Laut Sokrates muß der Grund solcher Fehler nicht zwangsläüfig der böse Wille eines Menschen sein, sondern ein „Irren“ auf der Suche nach dem Guten. Somit spricht Sokrates falls alle Urheber böser Taten frei: „sie haben es nicht besser gewusst und nur Gutes gewollt.“ Für Sokrates gibt es somit keine „schlechten Menschen“.
Dem widerspreche ich auf folgende Weise: Natürlich ist mal auch die schlecher Erkenntnis, das „Irren“, ein Grund für böse Taten, und nicht immer der Wille. Doch oft genug ist es auch der Wille, der sich in einem Menschen gebildet hat – wegen oder trotz seiner Erkenntisse. Jedenfalls ist der Mensch da nicht von der Schuld zu befreien. Auch an unseren ungenügenden oder falschen Erkenntnissen, und somit Taten, sind wir alleine schuld, jeder für sich. Somit gibt es klarerweise auch „schlechte Menschen“, der Mensch kann durchaus schlecht sein, und nicht „gut-und-richtig-tuend oder gut-aber-leider-in-irre“.

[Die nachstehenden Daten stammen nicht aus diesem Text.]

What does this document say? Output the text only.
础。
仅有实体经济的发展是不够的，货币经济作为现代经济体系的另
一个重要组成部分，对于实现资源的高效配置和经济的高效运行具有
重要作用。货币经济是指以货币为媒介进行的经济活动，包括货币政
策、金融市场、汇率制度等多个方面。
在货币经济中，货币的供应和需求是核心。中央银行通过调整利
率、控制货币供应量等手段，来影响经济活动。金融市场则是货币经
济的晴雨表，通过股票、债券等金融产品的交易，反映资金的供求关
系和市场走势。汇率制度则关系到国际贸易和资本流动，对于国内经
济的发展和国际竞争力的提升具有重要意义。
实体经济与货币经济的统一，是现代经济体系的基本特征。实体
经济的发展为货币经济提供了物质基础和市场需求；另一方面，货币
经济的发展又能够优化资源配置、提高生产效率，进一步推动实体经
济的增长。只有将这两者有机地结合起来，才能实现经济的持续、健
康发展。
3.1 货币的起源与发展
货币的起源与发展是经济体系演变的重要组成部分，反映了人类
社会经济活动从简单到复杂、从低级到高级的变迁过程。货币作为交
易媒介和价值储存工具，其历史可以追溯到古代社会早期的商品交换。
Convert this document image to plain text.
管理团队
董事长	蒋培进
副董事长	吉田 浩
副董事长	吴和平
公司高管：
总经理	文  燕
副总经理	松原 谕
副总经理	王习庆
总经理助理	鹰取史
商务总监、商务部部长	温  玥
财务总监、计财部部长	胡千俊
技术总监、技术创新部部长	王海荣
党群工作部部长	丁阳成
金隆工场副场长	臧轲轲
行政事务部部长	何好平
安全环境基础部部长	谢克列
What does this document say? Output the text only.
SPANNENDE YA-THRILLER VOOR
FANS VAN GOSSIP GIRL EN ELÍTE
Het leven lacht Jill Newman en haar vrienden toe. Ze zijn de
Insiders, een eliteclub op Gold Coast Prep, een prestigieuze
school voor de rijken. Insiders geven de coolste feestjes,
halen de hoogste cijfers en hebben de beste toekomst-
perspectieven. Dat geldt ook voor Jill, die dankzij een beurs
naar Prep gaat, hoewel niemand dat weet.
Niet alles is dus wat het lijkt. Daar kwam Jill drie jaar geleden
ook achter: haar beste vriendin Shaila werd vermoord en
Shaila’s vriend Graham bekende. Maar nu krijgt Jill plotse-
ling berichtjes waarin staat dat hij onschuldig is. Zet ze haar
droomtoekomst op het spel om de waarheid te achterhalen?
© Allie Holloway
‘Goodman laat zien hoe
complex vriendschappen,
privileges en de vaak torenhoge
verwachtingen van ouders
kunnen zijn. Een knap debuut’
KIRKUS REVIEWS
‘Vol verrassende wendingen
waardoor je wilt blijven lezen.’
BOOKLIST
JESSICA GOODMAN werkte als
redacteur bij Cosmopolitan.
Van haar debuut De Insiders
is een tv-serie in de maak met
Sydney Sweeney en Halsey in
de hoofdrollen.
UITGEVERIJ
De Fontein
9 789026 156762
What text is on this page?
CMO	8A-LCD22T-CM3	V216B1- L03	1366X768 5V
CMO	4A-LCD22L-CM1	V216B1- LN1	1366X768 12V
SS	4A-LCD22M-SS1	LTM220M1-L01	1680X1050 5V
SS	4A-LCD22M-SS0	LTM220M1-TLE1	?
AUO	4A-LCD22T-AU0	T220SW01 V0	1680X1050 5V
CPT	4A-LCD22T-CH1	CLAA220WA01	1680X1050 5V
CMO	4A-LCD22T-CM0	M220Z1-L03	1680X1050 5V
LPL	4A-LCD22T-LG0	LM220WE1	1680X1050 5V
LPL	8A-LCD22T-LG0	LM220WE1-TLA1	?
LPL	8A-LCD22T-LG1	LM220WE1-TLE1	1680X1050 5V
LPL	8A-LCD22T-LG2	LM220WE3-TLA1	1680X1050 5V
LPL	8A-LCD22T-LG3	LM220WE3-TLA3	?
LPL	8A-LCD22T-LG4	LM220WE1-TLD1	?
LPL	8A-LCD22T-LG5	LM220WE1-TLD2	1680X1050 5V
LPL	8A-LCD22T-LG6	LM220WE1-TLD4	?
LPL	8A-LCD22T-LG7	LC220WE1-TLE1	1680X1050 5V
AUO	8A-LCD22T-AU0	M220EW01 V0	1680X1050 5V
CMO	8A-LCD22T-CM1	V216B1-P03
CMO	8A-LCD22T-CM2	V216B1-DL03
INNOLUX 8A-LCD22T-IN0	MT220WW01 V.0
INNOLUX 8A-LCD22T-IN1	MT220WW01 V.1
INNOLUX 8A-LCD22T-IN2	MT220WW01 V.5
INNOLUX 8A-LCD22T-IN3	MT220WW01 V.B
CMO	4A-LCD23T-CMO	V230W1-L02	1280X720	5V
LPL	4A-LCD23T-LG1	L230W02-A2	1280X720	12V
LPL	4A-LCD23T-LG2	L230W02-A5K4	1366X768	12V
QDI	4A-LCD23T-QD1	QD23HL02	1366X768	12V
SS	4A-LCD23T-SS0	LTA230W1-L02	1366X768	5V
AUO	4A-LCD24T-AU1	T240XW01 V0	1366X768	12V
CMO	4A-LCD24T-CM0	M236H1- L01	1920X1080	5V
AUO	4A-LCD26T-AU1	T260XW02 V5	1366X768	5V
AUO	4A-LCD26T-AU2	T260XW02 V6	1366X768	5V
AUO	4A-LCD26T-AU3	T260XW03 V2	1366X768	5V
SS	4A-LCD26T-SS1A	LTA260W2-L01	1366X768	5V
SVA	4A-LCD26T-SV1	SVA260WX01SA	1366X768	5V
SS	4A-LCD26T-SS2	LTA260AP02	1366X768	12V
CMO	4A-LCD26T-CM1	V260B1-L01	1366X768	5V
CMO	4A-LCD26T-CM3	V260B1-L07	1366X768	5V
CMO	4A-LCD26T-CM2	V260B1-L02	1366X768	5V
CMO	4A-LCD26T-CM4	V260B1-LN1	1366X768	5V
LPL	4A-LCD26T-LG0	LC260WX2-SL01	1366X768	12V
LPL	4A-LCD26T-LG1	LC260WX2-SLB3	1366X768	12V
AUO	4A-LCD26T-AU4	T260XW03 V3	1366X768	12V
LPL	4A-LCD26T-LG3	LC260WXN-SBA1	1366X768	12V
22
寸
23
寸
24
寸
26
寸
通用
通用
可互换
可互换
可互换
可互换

Schlechte Taten, das Tun des Schlechten ist schlechter als das Empfinden/Empfangen der schlechten Taten. Denn das aktive Tun des Schlechten stammt von uns, kommt aus uns heraus, wird in uns als Idee geboren und zum Teil von uns. Es ist unser Wille, der es werden läßt. Und es wäre leichtgläubig anzunehmen, daß es nach der Tat selbst wieder aus uns verschwindet, keine Spuren hinterläßt.
Während schlechte Taten, die uns widerfahren, vielleicht auf den ersten Blick mehr Weh und Leid erzeugen, doch nur oberflächlich, nur physisch oder/und psychisch. Der eigentliche Geist und unser innerstes Wesen wird dadurch unvergleichbar weniger berührt, als wenn es unsere eigene Tat (=aktive Erzeugnis) wäre.
Bei von außen kommenden schlechten Taten tut such unser „ich“ sogar noch immer wehren – und auch wenn selten erfolgreich (denn fremdes Böses tut uns immer weh, selbst wenn es nur bei Absicht blieb) – und wie bei jeder Abwehr stärkt das und lehrt unser Inneres, unser „ich“. Bei eigenen schlechten Taten schwächen wir und zerstören unser „ich“.
Daher sind auch „unsichtbare“ und „unentdeckte“ schlechte Taten ebenso schlecht wie die „sichtbaren“: denn das Schlimmste richten sie in uns selber an. Wir wissen davon, und somit sind es keine „unentdeckten“ Taten.